Laurie Richardson, a vice president at Google, oversees the unit that produced the advisory. Her team tracks fraud patterns across the company’s products. The work is not glamorous. It involves analyzing spam reports, studying phishing sites, and trying to stay ahead of people whose full-time job is stealing from others.
The advisory, published June 8, lists observations about current scam trends. It also offers tips. Google has been doing this for years. What is different now is the sophistication of the attacks. Scammers no longer rely on obvious typos and bad grammar. They use AI-generated text. They clone legitimate websites. They impersonate customer service agents from real companies.
Google’s response has three layers. Technology blocks many threats automatically. Policies set rules for what is allowed on its platforms. User education tries to make people harder to trick. The advisory is part of that third layer.
The company’s infrastructure supports this work. Google’s global network and its cloud computing division handle massive amounts of data. That scale gives the Trust & Safety team a broad view of scam activity. When a phishing campaign targets Gmail users in one region, the team can see it. When a fake ad network appears on YouTube, the team can trace it.
Google’s products are designed with security in mind. The Gemini app and NotebookLM, two recent releases, include safety features built into their code. That does not mean they are immune to abuse. No platform is. But the company wants users to know that protection is not an afterthought.
Sundar Pichai, Google’s CEO, has made trust and safety a stated priority. That matters inside the company. It determines budgets. It sets the tone for engineers who decide which features ship and which get delayed for security reviews.
The advisory comes at a time when public confidence in technology companies is fragile. Data breaches, election interference, and widespread fraud have eroded trust. Google’s message is that it sees the problem and is working on it. The company is not claiming victory. It is sharing what it knows.
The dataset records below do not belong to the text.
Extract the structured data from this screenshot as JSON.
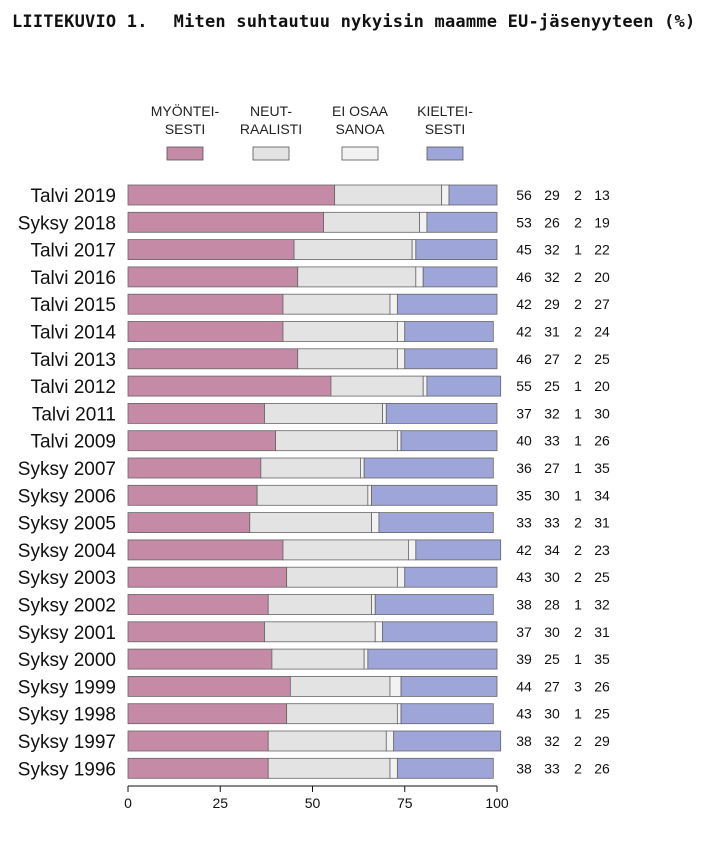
{
  "figure": {
    "label": "LIITEKUVIO 1.",
    "title": "Miten suhtautuu nykyisin maamme EU-jäsenyyteen (%)"
  },
  "chart_data": {
    "type": "bar",
    "orientation": "horizontal",
    "stacked": true,
    "legend_position": "top",
    "xlim": [
      0,
      100
    ],
    "xticks": [
      0,
      25,
      50,
      75,
      100
    ],
    "categories": [
      "Talvi 2019",
      "Syksy 2018",
      "Talvi 2017",
      "Talvi 2016",
      "Talvi 2015",
      "Talvi 2014",
      "Talvi 2013",
      "Talvi 2012",
      "Talvi 2011",
      "Talvi 2009",
      "Syksy 2007",
      "Syksy 2006",
      "Syksy 2005",
      "Syksy 2004",
      "Syksy 2003",
      "Syksy 2002",
      "Syksy 2001",
      "Syksy 2000",
      "Syksy 1999",
      "Syksy 1998",
      "Syksy 1997",
      "Syksy 1996"
    ],
    "series": [
      {
        "name": "MYÖNTEISESTI",
        "legend_lines": [
          "MYÖNTEI-",
          "SESTI"
        ],
        "color": "#c48aa6",
        "values": [
          56,
          53,
          45,
          46,
          42,
          42,
          46,
          55,
          37,
          40,
          36,
          35,
          33,
          42,
          43,
          38,
          37,
          39,
          44,
          43,
          38,
          38
        ]
      },
      {
        "name": "NEUTRAALISTI",
        "legend_lines": [
          "NEUT-",
          "RAALISTI"
        ],
        "color": "#e3e3e3",
        "values": [
          29,
          26,
          32,
          32,
          29,
          31,
          27,
          25,
          32,
          33,
          27,
          30,
          33,
          34,
          30,
          28,
          30,
          25,
          27,
          30,
          32,
          33
        ]
      },
      {
        "name": "EI OSAA SANOA",
        "legend_lines": [
          "EI OSAA",
          "SANOA"
        ],
        "color": "#f2f2f2",
        "values": [
          2,
          2,
          1,
          2,
          2,
          2,
          2,
          1,
          1,
          1,
          1,
          1,
          2,
          2,
          2,
          1,
          2,
          1,
          3,
          1,
          2,
          2
        ]
      },
      {
        "name": "KIELTEISESTI",
        "legend_lines": [
          "KIELTEI-",
          "SESTI"
        ],
        "color": "#9ea5d8",
        "values": [
          13,
          19,
          22,
          20,
          27,
          24,
          25,
          20,
          30,
          26,
          35,
          34,
          31,
          23,
          25,
          32,
          31,
          35,
          26,
          25,
          29,
          26
        ]
      }
    ]
  }
}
For users, the takeaway is simple but hard to follow: be cautious. Scammers exploit urgency. They create fake emergencies. They pretend to be someone you trust. Google’s tips are basic. Verify the sender. Do not click links in unsolicited messages. Use two-factor authentication.
None of this is new. That is the point. The fundamentals of online safety have not changed. What has changed is the skill of the people trying to bypass them. Google’s Trust & Safety teams are watching. They are documenting. They are trying to stay ahead.
Whether that is enough is not a question the advisory answers. It does not pretend to. It simply lays out what the company sees and what it recommends. The rest is up to the people on the other end of the screen.